24 April 2013

Towers of Terror Treading Towards Tumult?

The Champion's 19 April edition featured a front-page piece by Marianne Napoles about a two-hour teleconference held between California Public Utilities Commission administrative judge Jean Vieth, who will make a final ruling in July, and interested parties over the fate of the Section 8 portion of the Tehachapi Renewable Transmission Project (TRTP).  The project, which was approved by the CPUC in 2009, started by Edison shortly afterward, and which had several of its freakishly tall 198-foot towers installed before an outcry from local residents forming the Hope for the Hills grassroots organization and from the City of Chino Hills, has been halted by the CPUC pending a review.

Since the construction stopped in late 2011, the City, Edison and the CPUC have been engaged in various forms of dialogue leading to the anticipated summer decision by Vieth over the future direction of the project.  Namely, the question is whether rerouting the lines underground are feasible.  The City has argued that it is, Edison has put out figures that place the cost at hundreds of millions of dollars, and the CPUC will make its decision, it now looks, solely on the feasibility and cost questions of the underground rerouting.

Vieth, in fact, all but quashed any notion that the height of the towers, the alleged safety risks from their placement in a very narrow 40-foot easement, the supposed EMF effects that have been claimed, the aesthetics and presumed property value declines have anything to do with what her final decision will be.

She did open the door to testimony about whether completed portions of the project could serve the Inland Empire without the Section 8 part being finished.  That will be provided by engineer Charles Mee of the CPUC's Division of Ratepayer Advocates, though the judge denied a motion by that group to expand the scope of the hearings which began this week in San Francisco, stating that the focus will be on the time, cost, and feasibility of putting the lines below ground.

Vieth also disallowed testimony by Hope for the Hills advocates and Chino Hills City Manager Michael Fleager as immaterial to the fundamental questions because aesthetics and opinions about presumed effects of the project were and are not at play.  She did permit some Hope for the Hills photographs to be submitted into evidence, but remarked that they were quite similar to renderings that appeared in the Environmental Impact Report required by the California Environmental Quality Act (which, by the way, is the target of a dramatic overhaul by Governor Brown to streamline building projects!)

Meantime, renewable energy organizations and TURN (The Utility Reform Network) are calling upon the CPUC to carefully consider the effects that placing the lines underground would have with respect to higher costs, including ones not anticipated in Edison's figures, which are already massive, and to construction delays brought about by the highly complicated process, which would also provide invasive in different ways than the current soaring towers jutting 20 stories towards the sky.
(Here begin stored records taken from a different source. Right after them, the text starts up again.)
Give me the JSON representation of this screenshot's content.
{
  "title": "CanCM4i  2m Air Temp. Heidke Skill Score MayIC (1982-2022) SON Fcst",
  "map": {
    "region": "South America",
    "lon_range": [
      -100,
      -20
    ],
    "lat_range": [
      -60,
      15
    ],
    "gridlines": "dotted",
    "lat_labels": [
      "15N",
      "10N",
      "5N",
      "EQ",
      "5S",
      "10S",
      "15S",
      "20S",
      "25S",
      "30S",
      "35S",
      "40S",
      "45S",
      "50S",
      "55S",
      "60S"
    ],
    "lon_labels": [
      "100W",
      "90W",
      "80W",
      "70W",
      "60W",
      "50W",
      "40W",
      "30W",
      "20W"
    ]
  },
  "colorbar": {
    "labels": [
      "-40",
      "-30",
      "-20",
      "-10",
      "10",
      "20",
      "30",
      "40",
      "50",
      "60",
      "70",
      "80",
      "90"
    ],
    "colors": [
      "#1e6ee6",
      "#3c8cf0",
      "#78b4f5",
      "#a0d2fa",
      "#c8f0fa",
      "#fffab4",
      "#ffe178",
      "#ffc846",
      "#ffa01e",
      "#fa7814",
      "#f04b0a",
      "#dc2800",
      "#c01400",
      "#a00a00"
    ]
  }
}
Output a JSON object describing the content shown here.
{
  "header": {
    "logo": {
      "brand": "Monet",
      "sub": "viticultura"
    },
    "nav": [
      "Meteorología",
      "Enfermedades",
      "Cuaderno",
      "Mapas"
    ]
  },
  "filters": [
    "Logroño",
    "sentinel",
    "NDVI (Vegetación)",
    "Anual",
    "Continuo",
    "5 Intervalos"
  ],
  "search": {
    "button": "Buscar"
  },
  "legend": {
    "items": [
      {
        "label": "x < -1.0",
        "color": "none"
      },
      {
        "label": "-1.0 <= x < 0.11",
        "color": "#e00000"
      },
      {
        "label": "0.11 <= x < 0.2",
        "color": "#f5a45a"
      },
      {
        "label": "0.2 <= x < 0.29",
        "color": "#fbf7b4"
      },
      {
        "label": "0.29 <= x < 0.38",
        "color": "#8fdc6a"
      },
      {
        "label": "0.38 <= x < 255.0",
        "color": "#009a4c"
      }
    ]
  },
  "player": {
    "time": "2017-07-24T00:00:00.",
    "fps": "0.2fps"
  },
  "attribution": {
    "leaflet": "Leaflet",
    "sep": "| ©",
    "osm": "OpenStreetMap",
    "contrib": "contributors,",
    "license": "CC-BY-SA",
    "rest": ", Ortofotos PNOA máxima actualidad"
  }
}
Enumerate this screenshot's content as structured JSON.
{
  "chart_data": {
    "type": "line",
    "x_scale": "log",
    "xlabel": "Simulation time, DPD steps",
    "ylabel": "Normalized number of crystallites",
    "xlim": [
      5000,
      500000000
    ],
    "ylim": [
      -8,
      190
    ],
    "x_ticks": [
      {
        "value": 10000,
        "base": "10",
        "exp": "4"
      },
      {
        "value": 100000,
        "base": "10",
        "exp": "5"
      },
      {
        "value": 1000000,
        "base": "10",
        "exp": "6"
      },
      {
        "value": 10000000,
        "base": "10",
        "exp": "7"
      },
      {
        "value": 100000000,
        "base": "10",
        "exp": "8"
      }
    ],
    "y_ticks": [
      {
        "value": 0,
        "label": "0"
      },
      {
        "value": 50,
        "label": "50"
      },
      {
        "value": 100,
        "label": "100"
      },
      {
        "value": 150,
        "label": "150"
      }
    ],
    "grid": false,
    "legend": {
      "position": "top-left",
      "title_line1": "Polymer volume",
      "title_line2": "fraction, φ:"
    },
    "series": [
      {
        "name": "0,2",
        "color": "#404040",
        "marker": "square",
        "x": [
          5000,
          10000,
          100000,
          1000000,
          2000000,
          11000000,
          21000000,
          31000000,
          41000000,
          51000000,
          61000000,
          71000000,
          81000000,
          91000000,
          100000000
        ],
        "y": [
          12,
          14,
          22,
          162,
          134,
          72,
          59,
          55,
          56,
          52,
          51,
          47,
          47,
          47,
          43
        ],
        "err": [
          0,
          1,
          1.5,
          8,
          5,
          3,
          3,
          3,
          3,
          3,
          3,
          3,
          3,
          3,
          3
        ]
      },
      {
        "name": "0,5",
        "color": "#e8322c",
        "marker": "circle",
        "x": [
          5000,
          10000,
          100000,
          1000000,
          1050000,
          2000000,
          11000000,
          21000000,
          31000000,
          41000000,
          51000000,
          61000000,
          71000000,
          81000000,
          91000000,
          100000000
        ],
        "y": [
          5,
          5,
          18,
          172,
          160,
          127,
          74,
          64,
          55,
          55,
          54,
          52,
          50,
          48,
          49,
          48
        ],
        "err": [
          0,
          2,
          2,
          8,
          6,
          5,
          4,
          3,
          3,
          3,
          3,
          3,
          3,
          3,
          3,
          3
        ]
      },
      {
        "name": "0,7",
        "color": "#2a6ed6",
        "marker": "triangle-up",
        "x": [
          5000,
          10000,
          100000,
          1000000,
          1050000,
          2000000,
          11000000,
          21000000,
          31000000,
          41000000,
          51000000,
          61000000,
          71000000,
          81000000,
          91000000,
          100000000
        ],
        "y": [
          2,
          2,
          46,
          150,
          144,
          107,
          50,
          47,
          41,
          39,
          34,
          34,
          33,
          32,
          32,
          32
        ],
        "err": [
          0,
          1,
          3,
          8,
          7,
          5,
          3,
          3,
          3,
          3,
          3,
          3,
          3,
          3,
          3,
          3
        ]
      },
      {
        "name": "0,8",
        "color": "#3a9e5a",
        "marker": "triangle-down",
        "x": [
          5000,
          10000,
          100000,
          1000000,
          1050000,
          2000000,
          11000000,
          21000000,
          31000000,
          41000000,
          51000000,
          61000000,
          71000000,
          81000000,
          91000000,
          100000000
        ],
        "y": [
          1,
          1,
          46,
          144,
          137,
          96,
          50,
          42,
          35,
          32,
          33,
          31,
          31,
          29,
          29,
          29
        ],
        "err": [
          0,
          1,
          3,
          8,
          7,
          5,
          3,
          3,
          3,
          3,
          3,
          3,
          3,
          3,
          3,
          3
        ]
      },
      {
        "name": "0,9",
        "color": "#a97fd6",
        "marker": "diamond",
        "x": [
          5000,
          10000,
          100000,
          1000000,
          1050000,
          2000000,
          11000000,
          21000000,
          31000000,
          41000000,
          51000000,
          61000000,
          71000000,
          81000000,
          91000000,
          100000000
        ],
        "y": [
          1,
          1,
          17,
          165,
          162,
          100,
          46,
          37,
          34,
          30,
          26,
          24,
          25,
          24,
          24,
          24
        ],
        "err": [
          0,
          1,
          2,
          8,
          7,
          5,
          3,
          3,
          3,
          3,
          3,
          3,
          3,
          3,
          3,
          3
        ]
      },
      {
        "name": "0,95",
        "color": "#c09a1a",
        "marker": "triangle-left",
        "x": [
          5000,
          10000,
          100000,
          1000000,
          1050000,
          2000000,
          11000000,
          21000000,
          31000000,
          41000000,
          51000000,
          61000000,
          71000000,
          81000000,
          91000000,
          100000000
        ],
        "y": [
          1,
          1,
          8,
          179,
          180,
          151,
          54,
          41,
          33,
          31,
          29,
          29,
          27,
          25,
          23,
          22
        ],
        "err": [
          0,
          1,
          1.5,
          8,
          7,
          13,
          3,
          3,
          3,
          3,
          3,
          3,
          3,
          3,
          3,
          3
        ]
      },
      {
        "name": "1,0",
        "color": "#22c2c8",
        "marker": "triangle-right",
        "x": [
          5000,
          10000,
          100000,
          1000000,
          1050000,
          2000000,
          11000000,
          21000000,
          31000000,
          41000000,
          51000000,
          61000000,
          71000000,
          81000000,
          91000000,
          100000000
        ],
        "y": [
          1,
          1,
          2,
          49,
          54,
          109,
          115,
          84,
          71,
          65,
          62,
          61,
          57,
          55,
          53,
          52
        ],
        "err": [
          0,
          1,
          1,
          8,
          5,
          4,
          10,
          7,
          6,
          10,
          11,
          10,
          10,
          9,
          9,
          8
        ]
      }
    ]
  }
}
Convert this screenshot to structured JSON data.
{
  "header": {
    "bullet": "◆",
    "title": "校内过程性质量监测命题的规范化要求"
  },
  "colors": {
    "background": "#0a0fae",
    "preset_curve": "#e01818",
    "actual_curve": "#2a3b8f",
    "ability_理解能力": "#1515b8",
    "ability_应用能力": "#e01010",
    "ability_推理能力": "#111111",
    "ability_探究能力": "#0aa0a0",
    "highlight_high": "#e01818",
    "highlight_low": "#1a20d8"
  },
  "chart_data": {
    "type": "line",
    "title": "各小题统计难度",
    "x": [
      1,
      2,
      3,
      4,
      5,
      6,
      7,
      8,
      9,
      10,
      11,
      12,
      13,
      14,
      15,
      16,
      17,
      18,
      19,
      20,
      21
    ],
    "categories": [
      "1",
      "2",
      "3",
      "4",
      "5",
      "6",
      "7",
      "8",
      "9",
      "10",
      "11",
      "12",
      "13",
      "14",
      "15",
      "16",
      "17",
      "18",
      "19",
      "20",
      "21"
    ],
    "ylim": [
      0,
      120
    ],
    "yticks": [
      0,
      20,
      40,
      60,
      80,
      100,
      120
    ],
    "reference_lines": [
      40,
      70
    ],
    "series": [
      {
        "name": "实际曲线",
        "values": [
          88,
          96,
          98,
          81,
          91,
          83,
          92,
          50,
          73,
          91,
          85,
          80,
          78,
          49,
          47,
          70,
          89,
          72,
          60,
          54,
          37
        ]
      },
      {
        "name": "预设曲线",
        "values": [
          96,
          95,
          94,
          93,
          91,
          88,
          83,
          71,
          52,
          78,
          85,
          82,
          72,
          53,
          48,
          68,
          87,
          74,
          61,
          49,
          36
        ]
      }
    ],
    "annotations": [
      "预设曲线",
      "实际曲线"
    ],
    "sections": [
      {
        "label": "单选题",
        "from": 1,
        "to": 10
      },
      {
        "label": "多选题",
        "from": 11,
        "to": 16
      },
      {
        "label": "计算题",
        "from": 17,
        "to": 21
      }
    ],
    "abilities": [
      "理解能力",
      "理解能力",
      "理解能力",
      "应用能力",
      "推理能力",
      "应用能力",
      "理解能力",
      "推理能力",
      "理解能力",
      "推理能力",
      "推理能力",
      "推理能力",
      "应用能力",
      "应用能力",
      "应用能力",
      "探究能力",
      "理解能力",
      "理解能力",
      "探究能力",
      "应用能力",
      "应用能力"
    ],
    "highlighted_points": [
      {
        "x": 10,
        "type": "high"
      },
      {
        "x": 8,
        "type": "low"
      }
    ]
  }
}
Again, it is hard to say what this all means with regards to a final adjudication in July, but Vieth's pointed comments about focusing on money, time, and practicability and her flat rejection of questions of aesthetics or neighborhood impacts are potentially very telling.  As stated here before, the public pressure effectively spearheaded by Hope for the Hills and accompanied by $3.5 million dollars expended by the City of Chino Hills to fight the towers may ultimately be blunted by a drawn-out process as orchestrated by the CPUC with negotiations, conferences, hearings and other administrative and bureaucratic mechanisms.

Why the CPUC would approve this project in 2009, face a barrage of open, public criticism stemming from grass-roots organizing and city rebuttals, and then undergo a 2-year cycle of reexamination only to fundamentally alter a project well into the later stages, in which construction contractors, renewable energy companies and other vendors could lose bundles of money and time (which, naturally, is $), would be truly stunning.

This may not be comparable, but the notorious California bullet train project might be illustrative.  After all of the approvals and the onset of early construction, an outcry about the cost and invasiveness of the project led to reconsideration, rehearings and etc.  Yet, the project, whether merited or not, is continuing on with some quite minor modifications.

How different will the TRTP through Chino Hills be?  If, as is very possible, the costs are deemed too high, the time lag too damaging, and the feasilbility too suspect, then the CPUC will allow the project to continue, behemoth towers looming over a benighted city and all.  All the time and money, evidence and exhibits, talk and more talk, will have yielded nothing fundamentally changed.

But, at least the CPUC could say that it gave the project a careful and considered reexamination.  At least Hope for the Hills could say, rightfully, that it gave a truly spirited and surprisingly effective effort to stop the towers.  At least the City of Chino Hills could say that it marshaled millions of dollars of taxpayer money for a presumed just cause.  No one need assume blame but can pass it on to someone else.